Since each element of the result column is a list with a single data frame inside, we simply extract that single element with brackets [[1]]:
dat[, result[[1]], by=Region] Region term estimate std.error statistic p.value
<char> <char> <num> <num> <num> <num>
1: E (Intercept) 3459.20615 1698.35697 2.0367957 5.972055e-02
2: E Clergy 43.73143 43.82991 0.9977531 3.342234e-01
3: N (Intercept) 12616.59395 2708.68810 4.6578246 3.094474e-04
4: N Clergy -110.73145 53.52470 -2.0687918 5.625602e-02
5: C (Intercept) 1906.38003 1719.96865 1.1083807 2.851535e-01
6: C Clergy 107.24137 29.71992 3.6083997 2.580823e-03
7: S (Intercept) 4792.87834 869.71107 5.5108857 5.982135e-05
8: S Clergy -38.62128 21.94008 -1.7603077 9.872506e-02
9: W (Intercept) 4646.24822 4255.84350 1.0917338 2.921758e-01
10: W Clergy 91.10633 70.12076 1.2992775 2.134648e-01
11: (Intercept) 37015.00000 NaN NaN NaN
12: Clergy NA NA NA NA
Putting everything together, we have:
# Nest
dat = dat[, list(data=list(.SD)), by=Region]
# Operations
dat[, model := lapply(data, function(x) lm(Donations ~ Clergy, x))]

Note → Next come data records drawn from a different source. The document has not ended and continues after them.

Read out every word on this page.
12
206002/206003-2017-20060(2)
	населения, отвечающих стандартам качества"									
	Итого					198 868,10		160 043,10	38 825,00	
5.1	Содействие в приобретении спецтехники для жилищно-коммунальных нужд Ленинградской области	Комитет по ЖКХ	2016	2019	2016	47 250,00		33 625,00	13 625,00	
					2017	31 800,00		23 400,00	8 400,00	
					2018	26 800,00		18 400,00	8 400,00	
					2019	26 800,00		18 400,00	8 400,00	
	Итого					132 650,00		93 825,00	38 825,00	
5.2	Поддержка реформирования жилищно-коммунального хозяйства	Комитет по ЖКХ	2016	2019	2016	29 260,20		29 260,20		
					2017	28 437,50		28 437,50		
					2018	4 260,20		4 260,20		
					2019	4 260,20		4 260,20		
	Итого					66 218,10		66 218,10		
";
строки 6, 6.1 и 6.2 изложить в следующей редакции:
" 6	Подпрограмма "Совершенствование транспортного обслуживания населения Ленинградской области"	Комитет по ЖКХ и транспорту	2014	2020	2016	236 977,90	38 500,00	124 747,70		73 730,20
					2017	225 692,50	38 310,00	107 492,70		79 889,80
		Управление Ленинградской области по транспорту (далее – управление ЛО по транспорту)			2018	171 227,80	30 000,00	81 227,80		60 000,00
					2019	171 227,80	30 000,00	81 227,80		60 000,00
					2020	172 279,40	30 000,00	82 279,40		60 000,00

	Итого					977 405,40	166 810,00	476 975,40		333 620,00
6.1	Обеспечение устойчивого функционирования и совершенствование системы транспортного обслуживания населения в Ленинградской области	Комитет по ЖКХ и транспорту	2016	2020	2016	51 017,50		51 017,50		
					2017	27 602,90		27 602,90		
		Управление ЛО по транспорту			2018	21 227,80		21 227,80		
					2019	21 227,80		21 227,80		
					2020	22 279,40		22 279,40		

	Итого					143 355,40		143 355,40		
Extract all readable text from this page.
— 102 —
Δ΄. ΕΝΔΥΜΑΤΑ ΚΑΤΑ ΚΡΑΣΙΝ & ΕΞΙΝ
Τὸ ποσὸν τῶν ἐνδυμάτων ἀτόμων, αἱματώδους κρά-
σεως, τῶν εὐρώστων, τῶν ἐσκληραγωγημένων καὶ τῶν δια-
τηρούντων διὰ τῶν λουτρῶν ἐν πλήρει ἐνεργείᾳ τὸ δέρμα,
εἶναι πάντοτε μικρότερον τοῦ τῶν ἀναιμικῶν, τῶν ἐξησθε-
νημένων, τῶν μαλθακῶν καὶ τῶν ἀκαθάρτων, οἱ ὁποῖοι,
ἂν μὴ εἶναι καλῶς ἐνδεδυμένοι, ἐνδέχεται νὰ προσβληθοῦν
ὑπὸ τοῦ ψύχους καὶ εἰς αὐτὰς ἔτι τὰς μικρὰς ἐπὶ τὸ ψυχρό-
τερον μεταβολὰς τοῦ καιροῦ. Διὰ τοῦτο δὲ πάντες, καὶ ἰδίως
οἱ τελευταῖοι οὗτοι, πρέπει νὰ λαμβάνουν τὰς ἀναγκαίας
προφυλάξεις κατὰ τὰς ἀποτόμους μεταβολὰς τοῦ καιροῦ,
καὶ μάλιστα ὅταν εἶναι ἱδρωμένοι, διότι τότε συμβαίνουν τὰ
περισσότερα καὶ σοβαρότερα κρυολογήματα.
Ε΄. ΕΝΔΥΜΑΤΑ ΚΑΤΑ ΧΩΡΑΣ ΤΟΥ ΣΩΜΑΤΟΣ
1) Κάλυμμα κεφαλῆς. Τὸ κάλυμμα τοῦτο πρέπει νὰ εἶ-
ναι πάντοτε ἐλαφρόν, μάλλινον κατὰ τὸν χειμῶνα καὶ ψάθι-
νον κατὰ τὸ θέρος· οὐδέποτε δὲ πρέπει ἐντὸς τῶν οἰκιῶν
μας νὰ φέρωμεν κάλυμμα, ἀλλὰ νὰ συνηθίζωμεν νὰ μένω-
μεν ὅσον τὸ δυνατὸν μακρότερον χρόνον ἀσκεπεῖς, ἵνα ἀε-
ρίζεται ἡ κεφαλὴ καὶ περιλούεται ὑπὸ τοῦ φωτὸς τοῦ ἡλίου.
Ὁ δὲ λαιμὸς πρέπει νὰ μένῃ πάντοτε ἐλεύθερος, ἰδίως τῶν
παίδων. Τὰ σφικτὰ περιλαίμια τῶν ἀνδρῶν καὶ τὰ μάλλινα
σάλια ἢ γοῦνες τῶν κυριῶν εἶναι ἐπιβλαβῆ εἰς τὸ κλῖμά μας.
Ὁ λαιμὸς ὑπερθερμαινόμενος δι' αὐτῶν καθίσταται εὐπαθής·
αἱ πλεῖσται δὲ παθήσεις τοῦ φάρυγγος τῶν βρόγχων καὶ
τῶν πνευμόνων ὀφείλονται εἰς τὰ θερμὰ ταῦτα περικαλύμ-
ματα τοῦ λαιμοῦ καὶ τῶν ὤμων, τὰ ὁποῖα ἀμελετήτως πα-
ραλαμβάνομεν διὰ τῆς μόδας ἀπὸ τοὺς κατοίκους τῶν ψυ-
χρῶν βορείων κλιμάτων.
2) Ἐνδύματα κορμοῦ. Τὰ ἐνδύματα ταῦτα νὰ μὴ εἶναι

dat[, result := lapply(model, tidy)]
# Unnest
dat[, result[[1]], by=Region]tidyverse
The same result can be achieved in a tidyverse style:
dat <- "https://vincentarelbundock.github.io/Rdatasets/csv/HistData/Guerry.csv" %>%
read_csv %>%
drop_na %>%
nest_by(Region) %>%
mutate(model = list(lm(Donations ~ Clergy, data)),
result = list(tidy(model))) %>%
unnest(result)
dat# A tibble: 10 × 8
# Groups: Region [5]
Region data model term estimate std.error statistic p.value
<chr> <list<tibble[,23]>> <list> <chr> <dbl> <dbl> <dbl> <dbl>
1 C [17 × 23] <lm> (Inte… 1906. 1720. 1.11 2.85e-1
2 C [17 × 23] <lm> Clergy 107. 29.7 3.61 2.58e-3
3 E [17 × 23] <lm> (Inte… 3459. 1698. 2.04 5.97e-2
4 E [17 × 23] <lm> Clergy 43.7 43.8 0.998 3.34e-1
5 N [17 × 23] <lm> (Inte… 12617. 2709. 4.66 3.09e-4
6 N [17 × 23] <lm> Clergy -111. 53.5 -2.07 5.63e-2
7 S [17 × 23] <lm> (Inte… 4793. 870. 5.51 5.98e-5
8 S [17 × 23] <lm> Clergy -38.6 21.9 -1.76 9.87e-2
9 W [17 × 23] <lm> (Inte… 4646. 4256. 1.09 2.92e-1
10 W [17 × 23] <lm> Clergy 91.1 70.1 1.30 2.13e-1
Benchmarking
Admittedly, benchmarks are pretty useless in this context, because unnesting is unlikely to be your major bottleneck unless you are dealing with a ton of subgroups. Still, it is interesting to note that unnesting data.table is about 8x faster than tidyverse in my naive tests:
fit = function(k) lm(y ~ x, k)
dat_dt = data.table(group=sample(1:5000, 1e4, replace=TRUE),
y=rnorm(1e4),
x=rnorm(1e4))
dat_dt = dat_dt[, .(data=.(.SD)), by=group][
, model := lapply(data, fit)][
, result := lapply(model, tidy)]
dat_tb = tibble(dat_dt)
unnest_dt = function() {
dat_dt[, result[[1L]], by=group][dat_dt, on='group']
}
unnest_tb = function() {
dat_dt %>% unnest(result)
}
microbenchmark(unnest_dt(), unnest_tb(), times=5)Unit: milliseconds
expr min lq mean median uq max neval
unnest_dt() 4.744702 4.941496 6.315508 5.042935 7.144489 9.703919 5
unnest_tb() 15.745042 16.043001 16.784949 16.473661 16.591763 19.071277 5
cld
a
b
Note that in the code above, I merged the original dataset back into data.table for a fairer comparison (tidyr::unnest returns all the original data).